We are one of the best places internationally for fintech founders to start, scale, and grow their businesses. It is why the sector is flourishing and continues to deliver breakthrough companies and products, create highly-skilled jobs, and drive growth which benefits the whole UK economy.

Whilst ‘the jewel in the crown’ metaphor might be used by many at the podium this week, we shouldn’t allow this to distract from the job at hand: retaining the UK’s leading position into the 2030s. Here, we should all be aware that the path for how the UK retains its crown over the next decade is going to look different compared to how it claimed the title post-2008.

Our global competitors are moving fast. France’s fintechs received €2.8bn in 2022 in funding, up nearly 22 per cent on the previous year, amid UK levels falling. 

France now has 10 fintech unicorns and German fintech investment in 2022 was 70 per cent above 2020 levels. If innovation has driven the past decade of sector growth in the UK, we are likely to see global competitiveness become critical in the years ahead.

To remain competitive on the international stage, we need to focus on the UK ecosystem as a whole and overcome our often short-sighted focus on London.

We have 26 fintech clusters across the UK and a third of all our fintechs are outside the M25. Yet, in 2022, over 80 per cent of the UK’s venture capital investment into the sector went to London-based firms. 

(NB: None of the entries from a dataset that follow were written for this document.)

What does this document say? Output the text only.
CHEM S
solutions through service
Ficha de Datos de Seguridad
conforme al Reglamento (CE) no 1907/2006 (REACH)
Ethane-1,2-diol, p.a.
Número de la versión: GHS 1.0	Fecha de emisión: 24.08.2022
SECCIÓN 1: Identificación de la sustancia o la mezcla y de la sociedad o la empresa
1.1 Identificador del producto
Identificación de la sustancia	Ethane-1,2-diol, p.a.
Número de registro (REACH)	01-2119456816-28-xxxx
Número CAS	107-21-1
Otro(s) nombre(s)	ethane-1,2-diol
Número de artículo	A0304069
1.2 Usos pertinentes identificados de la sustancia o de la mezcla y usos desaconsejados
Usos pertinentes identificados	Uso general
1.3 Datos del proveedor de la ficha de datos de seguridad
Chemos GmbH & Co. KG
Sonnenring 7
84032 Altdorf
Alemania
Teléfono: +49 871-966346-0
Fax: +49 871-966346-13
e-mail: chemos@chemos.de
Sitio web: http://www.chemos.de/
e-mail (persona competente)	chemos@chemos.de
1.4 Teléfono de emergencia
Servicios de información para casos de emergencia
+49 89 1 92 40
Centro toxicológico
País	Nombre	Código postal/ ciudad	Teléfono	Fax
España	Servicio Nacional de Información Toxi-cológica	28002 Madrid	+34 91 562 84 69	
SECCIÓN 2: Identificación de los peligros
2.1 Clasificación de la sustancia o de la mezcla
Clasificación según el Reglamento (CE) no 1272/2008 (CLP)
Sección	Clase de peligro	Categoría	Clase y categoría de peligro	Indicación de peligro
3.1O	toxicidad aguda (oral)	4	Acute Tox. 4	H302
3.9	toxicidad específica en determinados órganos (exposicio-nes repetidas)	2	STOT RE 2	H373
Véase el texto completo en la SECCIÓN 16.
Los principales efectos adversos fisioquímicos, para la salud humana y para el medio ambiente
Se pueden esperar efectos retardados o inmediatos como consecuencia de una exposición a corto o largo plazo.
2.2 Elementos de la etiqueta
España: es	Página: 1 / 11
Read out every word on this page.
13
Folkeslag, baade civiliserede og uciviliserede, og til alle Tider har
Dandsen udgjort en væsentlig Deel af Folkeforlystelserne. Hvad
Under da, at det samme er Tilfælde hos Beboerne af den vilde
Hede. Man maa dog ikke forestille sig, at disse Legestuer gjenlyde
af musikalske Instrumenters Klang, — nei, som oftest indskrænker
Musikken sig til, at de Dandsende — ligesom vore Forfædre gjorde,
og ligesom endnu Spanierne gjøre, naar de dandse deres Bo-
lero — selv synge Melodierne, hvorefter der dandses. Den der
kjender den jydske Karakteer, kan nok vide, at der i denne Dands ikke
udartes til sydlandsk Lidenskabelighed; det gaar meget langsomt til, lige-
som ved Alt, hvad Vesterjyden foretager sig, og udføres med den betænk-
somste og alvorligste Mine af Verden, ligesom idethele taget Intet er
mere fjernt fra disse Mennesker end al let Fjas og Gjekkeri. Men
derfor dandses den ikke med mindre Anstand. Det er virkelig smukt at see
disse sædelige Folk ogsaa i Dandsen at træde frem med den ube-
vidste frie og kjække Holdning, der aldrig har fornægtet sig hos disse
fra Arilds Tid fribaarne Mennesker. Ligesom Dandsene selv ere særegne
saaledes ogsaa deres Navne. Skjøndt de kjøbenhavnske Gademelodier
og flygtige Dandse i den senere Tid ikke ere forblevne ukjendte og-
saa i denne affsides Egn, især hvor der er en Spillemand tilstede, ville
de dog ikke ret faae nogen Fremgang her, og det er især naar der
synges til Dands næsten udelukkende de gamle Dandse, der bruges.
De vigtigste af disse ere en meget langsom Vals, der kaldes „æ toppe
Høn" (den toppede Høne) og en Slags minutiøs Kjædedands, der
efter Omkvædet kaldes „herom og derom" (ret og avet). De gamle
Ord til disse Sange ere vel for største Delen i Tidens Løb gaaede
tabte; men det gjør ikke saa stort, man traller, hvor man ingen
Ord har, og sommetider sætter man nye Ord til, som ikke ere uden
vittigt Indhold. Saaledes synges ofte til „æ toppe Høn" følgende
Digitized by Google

Whilst this is progress compared to previous years, down from 94 per cent in 2020, there is still more to be done to ensure the rest of the UK isn’t missing out on opportunities for growth.

In Scotland, we have a rich heritage in financial services which has enabled the development of a flourishing fintech sector north of the border.

Firms are supported by increasing collaboration between the public and private sectors, a world-class university system, and cross-sector initiatives such as Converge, Edge, and Fintech Scotland. Founders also have access to Scottish Development International and GlobalScots which are both vital partners for international expansion.

Yet, the experience of the Scottish ecosystem is that whilst early-stage companies are well-served with accelerators, angel investors, and VCs, there remains a later-stage investment gap for companies at Series A onwards. 

Perhaps this limited pool of investors outside of London is one reason why Beauhurst data shows that 3 in 4 of the UK’s unicorn companies are based in the Capital, including all 21 UK fintech unicorns. And if we shift that focus to centaurs, companies with over £100m ARR, the numbers get further apart.

There is a deep pool of talent beyond the capital but there remains untapped potential that could unlock opportunities and benefits for us all. 

I regularly speak of Scottish fintech’s ‘coming of age’ but in order to accelerate growth in the years’ ahead, there is a need for initiatives which promote greater awareness of the opportunities for later stage investors outside of London. This is vital to supporting the ambitions of all our fintech founders.

Today and tomorrow’s meeting presents a crucial health check on whether the sector is doing enough to future-proof itself for the long-term following the Kalifa Review. The government’s ambitions for ‘Scale-up Britain’ is a fine goal but our fintech hubs need more capital to become truly global. This mismatch could have significant implications in the years ahead.

Boosting the UK as a whole will help the sector navigate a decade ahead that will be increasingly defined by global competition.

Thomas Gillan is the CEO of Edinburgh-based payment fintech BR-DGE and Founder of SIS Ventures. The views and opinions expressed are not necessarily those of AltFi.